Traders should brace for “explosive” moves after the weekend, said John Cairns, a currency strategist at RMB. The rand’s strength in recent weeks - it has gained 7.3% against the dollar in the past month - suggests investors are pricing in a Ramaphosa victory. That may leave the currency vulnerable to a selloff should Dlamini-Zuma win, he said in a client note this week. 

nerves on edge

“We suspect that the rand’s gains are going to abate and the market will be cautious going into the weekend given the decisive vote is due on Sunday,” Cairns wrote. “But this does not imply stability; in fact, the opposite as nerves get drawn tight.”

Although Ramaphosa has won most nominations from ANC branches, the outcome of the election is far from certain. Branch delegates vote in a secret ballot and may ignore their mandates.

While it’s possible that a deal could be struck to accommodate members of both camps in senior positions, neither Ramaphosa nor Dlamini-Zuma are likely to relinquish their claims to the top job. It’s a near-certain path to the country’s presidency should the ANC win a majority in general elections in 2019.

race to lead ANC

Feedback from investors suggests the rand could gain as much as 3.6% on a Ramaphosa win, but slump as much as 15% on a Dlamini-Zuma triumph, Cairns said. The currency traded at 13.49 per dollar Wednesday.

Here’s what other analysts are saying:

Christopher Shiells, managing analyst for emerging markets at Informa Global Markets Europe: “The rand is under-prepared for a worst-case scenario, and the rally in December suggests it is pricing in a Ramaphosa win, but this is far from certain. The rand could slump on a Dlamini-Zuma win.

"It is really hard to say where rand will be in the first quarter of 2018 as the outcome of the election, an the February budget statement and credit rating reviews are all unknowns, but R14 per dollar looks likely on any sub-optimal outcome of conference.”
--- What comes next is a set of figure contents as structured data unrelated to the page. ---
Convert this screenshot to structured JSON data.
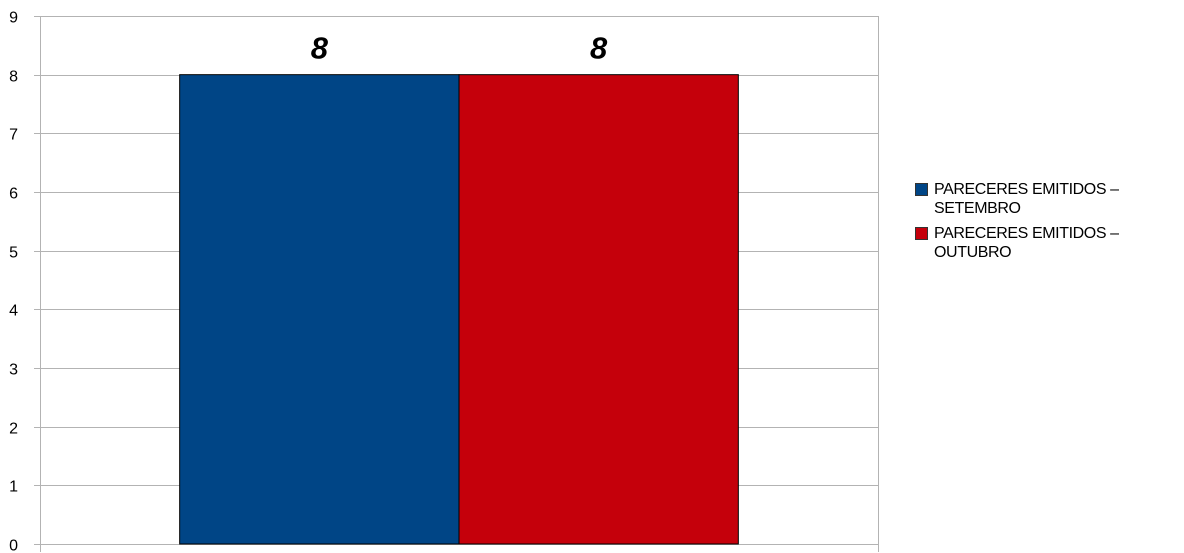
{
  "chart_data": {
    "type": "bar",
    "categories": [
      ""
    ],
    "series": [
      {
        "name": "PARECERES EMITIDOS – SETEMBRO",
        "values": [
          8
        ],
        "color": "#004586"
      },
      {
        "name": "PARECERES EMITIDOS – OUTUBRO",
        "values": [
          8
        ],
        "color": "#c5000b"
      }
    ],
    "ylim": [
      0,
      9
    ],
    "yticks": [
      0,
      1,
      2,
      3,
      4,
      5,
      6,
      7,
      8,
      9
    ],
    "grid": true,
    "legend_position": "right",
    "data_labels": [
      "8",
      "8"
    ],
    "title": "",
    "xlabel": "",
    "ylabel": ""
  },
  "colors": {
    "grid": "#b3b3b3",
    "axis": "#b3b3b3",
    "bar_outline": "#000000"
  }
}
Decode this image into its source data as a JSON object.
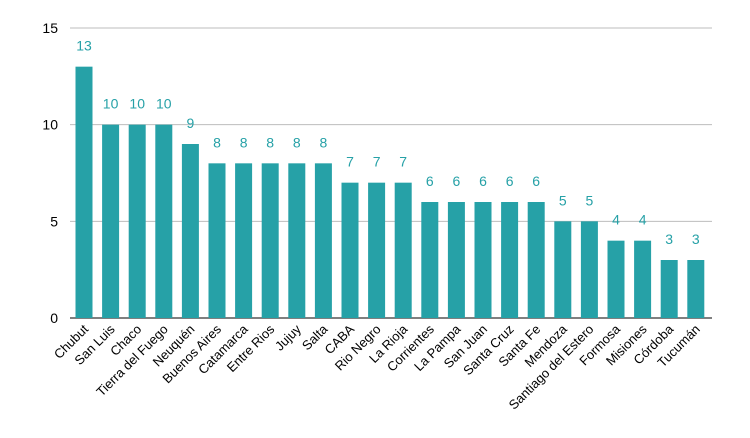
{
  "chart_data": {
    "type": "bar",
    "title": "",
    "xlabel": "",
    "ylabel": "",
    "ylim": [
      0,
      15
    ],
    "yticks": [
      0,
      5,
      10,
      15
    ],
    "grid": true,
    "legend": "none",
    "bar_color": "#26a1a7",
    "label_color": "#26a1a7",
    "categories": [
      "Chubut",
      "San Luis",
      "Chaco",
      "Tierra del Fuego",
      "Neuquén",
      "Buenos Aires",
      "Catamarca",
      "Entre Rios",
      "Jujuy",
      "Salta",
      "CABA",
      "Rio Negro",
      "La Rioja",
      "Corrientes",
      "La Pampa",
      "San Juan",
      "Santa Cruz",
      "Santa Fe",
      "Mendoza",
      "Santiago del Estero",
      "Formosa",
      "Misiones",
      "Córdoba",
      "Tucumán"
    ],
    "values": [
      13,
      10,
      10,
      10,
      9,
      8,
      8,
      8,
      8,
      8,
      7,
      7,
      7,
      6,
      6,
      6,
      6,
      6,
      5,
      5,
      4,
      4,
      3,
      3
    ]
  }
}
Per Hammarlund, chief emerging-markets strategist at SEB Group in Stockholm: “The best-case scenario would be for Ramaphosa to win the nomination by a large enough margin to be able to pick a team around him without having to compromise with the Zuma faction. The prospects for market- and growth-friendly reforms would be significantly higher than if Dlamini-Zuma were elected.

“I don’t think that the price of the rand fully reflects the risk of Dlamini-Zuma becoming party president. The ANC would split and the Zuma faction would take a strongly populist turn to boost its prospects in the 2019 polls.

"However, government finances would deteriorate sharply and ratings would follow, leading to a weaker rand and higher yields. The rand may weaken to 14.00 per dollar by the end of the first quarter."

George Glynos, chief economist at ETM Analytics in Johannesburg: The base-case scenario is that Ramaphosa wins, but is joined by a compromised national executive committee. The market response would be favorable, but not “overwhelmingly rand-bullish.”

A Dlamini-Zuma win is the worst-case outcome: “Very little would be done to stop the patronage lines and the culture of corruption would remain endemic. This outcome would inspire very little in the way of confidence and would likely translate into a selloff in South African markets including the rand and bonds.”

The least-likely scenario is a convincing Ramaphosa win. Sonja Keller and Yvette Babb, strategists at JP Morgan Chase & Co.: “Since mid-November financial markets have seemed to us to increasingly expect Cyril Ramaphosa to win.” Should that be the case, South Africa may win a reprieve on further credit-rating downgrades.

That would boost confidence, stem portfolio outflows and rand volatility, and support the economy’s cyclical recovery in the second half of 2018. “Our current base case foresees room for some rand weakness in the first quarter.”